Artículo publicado originalmente en El Periódico de Catalunya en diciembre de 2019

Si eres uno más, eres uno menos

¿Se lo han preguntado alguna vez? ¿Y si pasa? Qué gordo ¿no? Cosas más extrañas se han visto. Porque lo que ahora nos parece imposible me da la sensación que dentro de no mucho tiempo lo podremos encontrar en nuestros móviles, tabletas, televisores inteligentes y ordenadores.

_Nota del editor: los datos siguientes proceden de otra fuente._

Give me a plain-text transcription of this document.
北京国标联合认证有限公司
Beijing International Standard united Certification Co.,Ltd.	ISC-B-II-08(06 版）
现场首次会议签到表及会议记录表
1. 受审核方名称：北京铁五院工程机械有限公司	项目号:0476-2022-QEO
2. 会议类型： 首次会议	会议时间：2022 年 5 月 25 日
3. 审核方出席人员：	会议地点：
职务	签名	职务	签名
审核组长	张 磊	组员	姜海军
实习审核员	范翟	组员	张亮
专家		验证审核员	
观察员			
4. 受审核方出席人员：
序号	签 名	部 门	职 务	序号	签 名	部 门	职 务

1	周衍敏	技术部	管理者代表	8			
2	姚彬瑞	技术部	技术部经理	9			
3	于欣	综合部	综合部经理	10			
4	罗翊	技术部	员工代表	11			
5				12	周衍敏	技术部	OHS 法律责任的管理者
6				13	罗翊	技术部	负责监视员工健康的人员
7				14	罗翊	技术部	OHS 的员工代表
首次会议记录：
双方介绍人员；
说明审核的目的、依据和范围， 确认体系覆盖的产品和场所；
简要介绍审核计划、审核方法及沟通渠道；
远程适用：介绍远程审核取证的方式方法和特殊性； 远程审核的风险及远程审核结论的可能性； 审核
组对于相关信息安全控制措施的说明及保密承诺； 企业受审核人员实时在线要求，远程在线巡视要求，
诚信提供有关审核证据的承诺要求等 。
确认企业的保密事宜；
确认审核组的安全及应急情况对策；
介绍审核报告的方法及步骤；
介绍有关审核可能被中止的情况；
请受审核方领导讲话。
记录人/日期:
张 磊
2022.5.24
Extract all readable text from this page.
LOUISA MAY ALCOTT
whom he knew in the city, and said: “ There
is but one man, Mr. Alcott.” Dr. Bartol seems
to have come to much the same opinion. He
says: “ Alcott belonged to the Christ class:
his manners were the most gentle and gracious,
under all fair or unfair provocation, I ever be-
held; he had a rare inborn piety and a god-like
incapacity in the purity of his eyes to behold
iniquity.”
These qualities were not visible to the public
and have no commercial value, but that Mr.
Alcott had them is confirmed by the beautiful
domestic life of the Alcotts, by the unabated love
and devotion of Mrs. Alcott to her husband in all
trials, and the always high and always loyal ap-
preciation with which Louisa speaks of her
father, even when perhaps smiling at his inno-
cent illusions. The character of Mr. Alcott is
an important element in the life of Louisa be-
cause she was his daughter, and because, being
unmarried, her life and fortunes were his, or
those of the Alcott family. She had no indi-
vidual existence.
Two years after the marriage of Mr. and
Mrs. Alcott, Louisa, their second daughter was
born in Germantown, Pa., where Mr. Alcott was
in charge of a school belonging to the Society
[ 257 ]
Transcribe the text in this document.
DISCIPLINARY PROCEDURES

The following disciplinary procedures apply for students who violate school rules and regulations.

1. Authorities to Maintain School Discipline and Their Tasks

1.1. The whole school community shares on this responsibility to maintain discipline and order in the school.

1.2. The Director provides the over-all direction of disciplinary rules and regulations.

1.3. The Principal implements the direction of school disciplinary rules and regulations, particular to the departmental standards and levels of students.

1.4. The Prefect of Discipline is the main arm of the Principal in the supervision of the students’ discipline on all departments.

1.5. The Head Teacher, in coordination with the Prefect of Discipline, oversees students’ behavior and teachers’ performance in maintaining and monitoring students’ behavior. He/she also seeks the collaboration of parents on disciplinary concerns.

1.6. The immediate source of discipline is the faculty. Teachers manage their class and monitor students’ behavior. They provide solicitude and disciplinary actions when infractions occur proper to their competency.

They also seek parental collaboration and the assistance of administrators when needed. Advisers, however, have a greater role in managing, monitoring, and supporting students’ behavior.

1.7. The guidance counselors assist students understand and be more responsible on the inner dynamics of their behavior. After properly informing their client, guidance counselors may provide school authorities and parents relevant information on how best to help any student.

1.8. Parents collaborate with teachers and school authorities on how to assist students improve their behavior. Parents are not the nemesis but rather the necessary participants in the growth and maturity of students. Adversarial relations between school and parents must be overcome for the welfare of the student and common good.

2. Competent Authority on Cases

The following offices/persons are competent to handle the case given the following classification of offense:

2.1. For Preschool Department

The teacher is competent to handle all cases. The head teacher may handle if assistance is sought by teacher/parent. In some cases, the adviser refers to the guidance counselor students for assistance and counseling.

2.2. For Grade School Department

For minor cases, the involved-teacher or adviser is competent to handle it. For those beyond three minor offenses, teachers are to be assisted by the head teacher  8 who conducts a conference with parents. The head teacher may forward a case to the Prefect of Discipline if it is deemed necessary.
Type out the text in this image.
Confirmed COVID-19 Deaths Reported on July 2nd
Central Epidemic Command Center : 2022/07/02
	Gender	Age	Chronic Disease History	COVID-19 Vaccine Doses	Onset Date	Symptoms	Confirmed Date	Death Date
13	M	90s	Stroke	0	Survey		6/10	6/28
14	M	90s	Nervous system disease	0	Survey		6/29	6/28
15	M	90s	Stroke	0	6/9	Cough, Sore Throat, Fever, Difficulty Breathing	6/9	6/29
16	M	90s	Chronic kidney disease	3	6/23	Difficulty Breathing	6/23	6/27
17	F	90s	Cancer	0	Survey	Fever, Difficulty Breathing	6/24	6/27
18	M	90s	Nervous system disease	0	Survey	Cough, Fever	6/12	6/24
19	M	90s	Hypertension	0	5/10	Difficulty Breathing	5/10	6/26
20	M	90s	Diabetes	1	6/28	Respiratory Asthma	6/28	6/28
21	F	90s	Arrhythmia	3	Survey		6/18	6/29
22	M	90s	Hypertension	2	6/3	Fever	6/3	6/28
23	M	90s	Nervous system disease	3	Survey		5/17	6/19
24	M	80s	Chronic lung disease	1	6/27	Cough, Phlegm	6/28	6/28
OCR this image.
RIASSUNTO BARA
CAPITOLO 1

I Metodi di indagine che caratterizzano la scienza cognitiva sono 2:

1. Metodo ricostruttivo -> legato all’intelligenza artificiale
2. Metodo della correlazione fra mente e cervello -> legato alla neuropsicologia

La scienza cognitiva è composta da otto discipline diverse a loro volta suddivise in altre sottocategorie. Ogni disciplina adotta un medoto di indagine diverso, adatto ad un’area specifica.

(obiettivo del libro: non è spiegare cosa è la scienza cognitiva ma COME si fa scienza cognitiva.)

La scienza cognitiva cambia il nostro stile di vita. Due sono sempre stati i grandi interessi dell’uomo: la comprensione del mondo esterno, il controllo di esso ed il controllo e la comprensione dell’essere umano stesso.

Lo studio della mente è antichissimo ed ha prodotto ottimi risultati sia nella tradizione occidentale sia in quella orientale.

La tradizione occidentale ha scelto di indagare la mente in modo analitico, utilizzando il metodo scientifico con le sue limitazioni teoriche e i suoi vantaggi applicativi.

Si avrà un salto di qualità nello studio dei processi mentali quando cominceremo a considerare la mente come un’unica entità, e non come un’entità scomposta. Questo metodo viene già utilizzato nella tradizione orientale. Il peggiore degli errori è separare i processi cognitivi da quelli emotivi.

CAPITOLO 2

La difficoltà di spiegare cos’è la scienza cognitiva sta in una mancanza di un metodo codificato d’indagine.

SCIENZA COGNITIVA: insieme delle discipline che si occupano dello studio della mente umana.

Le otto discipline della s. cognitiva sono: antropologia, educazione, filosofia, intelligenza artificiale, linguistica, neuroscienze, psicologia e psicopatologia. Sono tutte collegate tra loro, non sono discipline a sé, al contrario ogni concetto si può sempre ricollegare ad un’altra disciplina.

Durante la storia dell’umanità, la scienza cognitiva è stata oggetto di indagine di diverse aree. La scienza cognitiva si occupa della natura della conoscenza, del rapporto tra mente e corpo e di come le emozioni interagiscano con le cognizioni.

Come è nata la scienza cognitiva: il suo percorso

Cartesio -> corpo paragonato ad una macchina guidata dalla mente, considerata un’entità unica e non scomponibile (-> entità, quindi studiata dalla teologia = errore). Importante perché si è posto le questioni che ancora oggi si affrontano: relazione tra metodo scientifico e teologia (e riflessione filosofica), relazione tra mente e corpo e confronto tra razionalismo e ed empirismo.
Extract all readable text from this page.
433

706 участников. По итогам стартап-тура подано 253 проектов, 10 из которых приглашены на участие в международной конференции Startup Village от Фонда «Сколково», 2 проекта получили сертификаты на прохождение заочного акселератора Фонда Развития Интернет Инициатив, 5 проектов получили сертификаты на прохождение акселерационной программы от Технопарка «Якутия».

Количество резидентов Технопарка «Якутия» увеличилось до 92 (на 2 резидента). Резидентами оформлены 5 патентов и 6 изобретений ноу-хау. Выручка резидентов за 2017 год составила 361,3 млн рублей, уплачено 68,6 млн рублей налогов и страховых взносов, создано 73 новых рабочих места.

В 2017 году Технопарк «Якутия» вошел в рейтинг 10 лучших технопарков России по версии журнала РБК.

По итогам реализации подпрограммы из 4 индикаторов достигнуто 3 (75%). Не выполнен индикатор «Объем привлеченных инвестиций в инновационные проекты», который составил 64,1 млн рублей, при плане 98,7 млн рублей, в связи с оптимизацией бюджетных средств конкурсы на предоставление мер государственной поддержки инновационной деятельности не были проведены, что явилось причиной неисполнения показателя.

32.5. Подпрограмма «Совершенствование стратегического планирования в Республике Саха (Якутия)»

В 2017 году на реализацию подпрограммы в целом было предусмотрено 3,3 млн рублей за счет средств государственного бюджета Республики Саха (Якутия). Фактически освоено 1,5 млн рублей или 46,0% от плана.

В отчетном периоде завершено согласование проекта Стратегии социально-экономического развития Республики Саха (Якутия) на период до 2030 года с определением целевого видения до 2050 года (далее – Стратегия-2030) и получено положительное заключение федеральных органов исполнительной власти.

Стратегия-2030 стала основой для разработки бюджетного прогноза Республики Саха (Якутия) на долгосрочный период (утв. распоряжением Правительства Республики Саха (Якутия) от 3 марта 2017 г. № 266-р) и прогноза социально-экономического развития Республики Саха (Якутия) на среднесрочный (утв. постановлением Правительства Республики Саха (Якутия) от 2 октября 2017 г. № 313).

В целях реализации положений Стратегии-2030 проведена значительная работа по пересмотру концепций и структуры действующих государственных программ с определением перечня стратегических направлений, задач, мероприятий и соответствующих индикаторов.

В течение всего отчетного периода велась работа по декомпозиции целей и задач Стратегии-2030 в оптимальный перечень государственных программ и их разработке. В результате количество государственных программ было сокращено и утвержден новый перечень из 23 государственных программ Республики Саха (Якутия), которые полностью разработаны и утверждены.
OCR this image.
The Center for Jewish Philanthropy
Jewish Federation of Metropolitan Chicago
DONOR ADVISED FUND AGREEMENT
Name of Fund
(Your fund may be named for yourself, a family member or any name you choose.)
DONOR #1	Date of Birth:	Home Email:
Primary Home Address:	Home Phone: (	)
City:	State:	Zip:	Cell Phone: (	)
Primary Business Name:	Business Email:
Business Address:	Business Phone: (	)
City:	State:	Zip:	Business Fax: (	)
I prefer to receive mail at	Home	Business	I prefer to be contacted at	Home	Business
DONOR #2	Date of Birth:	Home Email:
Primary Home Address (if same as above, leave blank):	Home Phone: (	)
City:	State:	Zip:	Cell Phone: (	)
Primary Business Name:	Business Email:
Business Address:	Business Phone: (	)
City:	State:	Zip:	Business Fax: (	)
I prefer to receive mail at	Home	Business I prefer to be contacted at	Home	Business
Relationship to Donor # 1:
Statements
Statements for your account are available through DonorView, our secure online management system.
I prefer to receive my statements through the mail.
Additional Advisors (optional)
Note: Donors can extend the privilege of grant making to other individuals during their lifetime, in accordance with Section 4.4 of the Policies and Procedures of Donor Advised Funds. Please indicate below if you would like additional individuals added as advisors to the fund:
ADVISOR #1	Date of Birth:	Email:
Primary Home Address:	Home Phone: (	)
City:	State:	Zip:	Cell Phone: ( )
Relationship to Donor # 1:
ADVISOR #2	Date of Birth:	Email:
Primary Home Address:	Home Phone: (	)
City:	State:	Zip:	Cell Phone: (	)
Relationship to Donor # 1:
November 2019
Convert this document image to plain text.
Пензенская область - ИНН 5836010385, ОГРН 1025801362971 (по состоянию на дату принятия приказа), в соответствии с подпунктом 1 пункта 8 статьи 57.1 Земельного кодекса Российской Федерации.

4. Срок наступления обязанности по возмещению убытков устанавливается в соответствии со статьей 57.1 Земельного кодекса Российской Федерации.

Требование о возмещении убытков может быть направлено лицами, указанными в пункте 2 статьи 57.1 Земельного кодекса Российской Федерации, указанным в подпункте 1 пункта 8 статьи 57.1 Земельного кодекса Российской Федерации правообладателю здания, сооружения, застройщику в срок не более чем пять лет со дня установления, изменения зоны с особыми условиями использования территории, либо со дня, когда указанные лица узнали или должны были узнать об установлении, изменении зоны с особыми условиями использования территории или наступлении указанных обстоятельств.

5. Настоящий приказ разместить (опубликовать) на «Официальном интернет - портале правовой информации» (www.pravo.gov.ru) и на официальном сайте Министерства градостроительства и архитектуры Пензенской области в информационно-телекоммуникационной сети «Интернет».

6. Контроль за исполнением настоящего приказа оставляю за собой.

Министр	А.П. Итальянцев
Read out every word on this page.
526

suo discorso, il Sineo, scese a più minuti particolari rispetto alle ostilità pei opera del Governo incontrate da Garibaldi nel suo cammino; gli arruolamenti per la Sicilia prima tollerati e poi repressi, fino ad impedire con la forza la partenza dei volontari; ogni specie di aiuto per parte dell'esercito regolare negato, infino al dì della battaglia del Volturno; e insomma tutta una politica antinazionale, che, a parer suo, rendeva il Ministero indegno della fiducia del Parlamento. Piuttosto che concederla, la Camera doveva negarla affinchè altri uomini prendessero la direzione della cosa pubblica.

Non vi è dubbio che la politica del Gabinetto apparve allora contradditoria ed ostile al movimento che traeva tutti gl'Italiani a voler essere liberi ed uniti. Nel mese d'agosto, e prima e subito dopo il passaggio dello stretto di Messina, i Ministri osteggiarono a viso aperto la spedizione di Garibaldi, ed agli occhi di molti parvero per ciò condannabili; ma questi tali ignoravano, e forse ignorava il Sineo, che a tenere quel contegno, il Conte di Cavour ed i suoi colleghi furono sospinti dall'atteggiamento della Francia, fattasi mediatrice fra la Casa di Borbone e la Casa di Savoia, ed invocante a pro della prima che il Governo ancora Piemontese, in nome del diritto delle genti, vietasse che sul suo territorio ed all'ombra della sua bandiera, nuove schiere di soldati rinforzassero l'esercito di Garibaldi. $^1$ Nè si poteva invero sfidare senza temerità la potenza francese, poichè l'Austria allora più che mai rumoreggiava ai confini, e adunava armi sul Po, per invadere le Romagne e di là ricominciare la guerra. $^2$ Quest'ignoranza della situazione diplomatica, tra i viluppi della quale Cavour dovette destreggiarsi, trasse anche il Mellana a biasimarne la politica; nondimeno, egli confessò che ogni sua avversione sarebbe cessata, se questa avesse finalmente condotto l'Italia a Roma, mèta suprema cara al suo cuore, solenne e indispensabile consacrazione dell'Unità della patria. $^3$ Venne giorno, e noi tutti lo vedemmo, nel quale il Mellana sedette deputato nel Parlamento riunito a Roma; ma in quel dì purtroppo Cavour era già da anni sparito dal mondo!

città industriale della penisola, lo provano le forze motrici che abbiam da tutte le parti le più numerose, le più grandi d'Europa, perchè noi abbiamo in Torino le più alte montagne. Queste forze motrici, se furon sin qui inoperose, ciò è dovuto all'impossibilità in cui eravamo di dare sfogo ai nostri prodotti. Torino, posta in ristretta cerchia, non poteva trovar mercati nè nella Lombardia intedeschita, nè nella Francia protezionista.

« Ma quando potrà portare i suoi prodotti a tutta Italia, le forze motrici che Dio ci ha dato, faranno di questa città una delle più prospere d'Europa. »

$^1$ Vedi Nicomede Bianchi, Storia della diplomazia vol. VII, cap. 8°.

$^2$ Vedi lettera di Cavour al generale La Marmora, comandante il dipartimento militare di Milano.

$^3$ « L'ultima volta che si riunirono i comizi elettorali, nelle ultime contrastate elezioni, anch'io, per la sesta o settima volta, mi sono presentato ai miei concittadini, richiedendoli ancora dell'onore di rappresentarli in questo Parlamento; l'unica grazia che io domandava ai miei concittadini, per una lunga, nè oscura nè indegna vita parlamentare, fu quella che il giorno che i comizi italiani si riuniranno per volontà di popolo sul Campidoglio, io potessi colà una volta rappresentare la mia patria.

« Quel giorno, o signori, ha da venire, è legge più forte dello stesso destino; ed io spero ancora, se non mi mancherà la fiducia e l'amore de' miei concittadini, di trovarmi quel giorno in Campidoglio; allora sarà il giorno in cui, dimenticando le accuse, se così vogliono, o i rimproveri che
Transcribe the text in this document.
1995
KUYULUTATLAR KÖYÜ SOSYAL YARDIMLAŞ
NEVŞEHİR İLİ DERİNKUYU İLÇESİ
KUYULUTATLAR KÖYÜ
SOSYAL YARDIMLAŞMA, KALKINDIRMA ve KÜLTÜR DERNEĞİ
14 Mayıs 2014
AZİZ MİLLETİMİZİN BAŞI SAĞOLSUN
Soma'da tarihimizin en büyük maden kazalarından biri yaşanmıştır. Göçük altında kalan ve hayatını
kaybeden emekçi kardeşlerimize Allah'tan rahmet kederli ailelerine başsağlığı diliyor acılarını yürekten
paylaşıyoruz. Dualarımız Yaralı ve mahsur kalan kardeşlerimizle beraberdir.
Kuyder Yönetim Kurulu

¿Qué sucederá cuando la tecnología sea la misma en todos lados? Quiero decir, ¿qué pasará cuando la mayoría de las empresas accedan y creen una experiencia online tan, tan parecida que le dé un poco igual al cliente estar en esta web que en la de dos esquinas más allá? No me lo negarán, un poco está empezando a ocurrir entre algunas compañías, especialmente las grandes.

Miren, miren y comparen. A veces cuesta recordar en qué web hemos visto determinado producto. Cuando esto se generalice, ¿saben que sucederá? Indiferenciación, lo que significa ser tan solo una web más. Y cuando eres una más, eres una menos. Porque las empresas existen para crear diferencia. Es el principal pilar de construcción de cualquier marca, de toda propuesta de valor. Ser distinto.

La tecnología molaba más antes. Hasta hace un tiempo la tenían unos pocos, los avanzados. Recuerdo los inicios del e-commerce. Solo los elegidos podían tener transaccional en su web. Aquello era Star Wars, Star Treck y Star-a-la-última (disculpen el chiste). En sí mismo, esto te hacía distinto. ¿Hoy en día? La tiene hasta el menos pintado. De acuerdo, vaso medio vacío. Todos podemos ser iguales. Esto es un problema. De hecho, hay una complicación sobrevenida para las plataformas como Amazon o Alibaba, donde puedes adquirir una escobilla para el wáter de 1 euro y un artículo de 5.000 euros exactamente de la misma manera. La indiferenciación aplicada al proceso de compra dentro de ti mismo. Lo que es una virtud (tener un sistema limpio y definido de venta) puede ser un inconveniente enorme. Es rizar el rizo. La repanocha de la indiferenciación como consecuencia de la tecnología. Por eso (entre otras cosas) están abriendo tiendas, para generar una experiencia que les distinga.

Si en bits no hay diferencia (o muy leve) se abrirá de nuevo un gran potencial para las empresas que sepan tratar a sus clientes de forma distinta, especialmente, en el off-line. Porque donde haya indiferenciación tecnológica habrá oportunidad para crear diferencia en el mundo de las moléculas, de los seres vivos, con sus homínidos compradores y sus bípedos vendedores. Y esto son buenas noticias para el pequeño comercio, el de proximidad, el de toda la vida, el que anima nuestras calles, vertebra nuestras ciudades y nos gusta porque no está “cadenizado”, porque tiene su sello de identidad. Vaso medio lleno para los que lo sepan ver.

Ponga un poco de tecnología en su vida, la justa y necesaria pero no invierta en exceso en ella si no le hace diferente.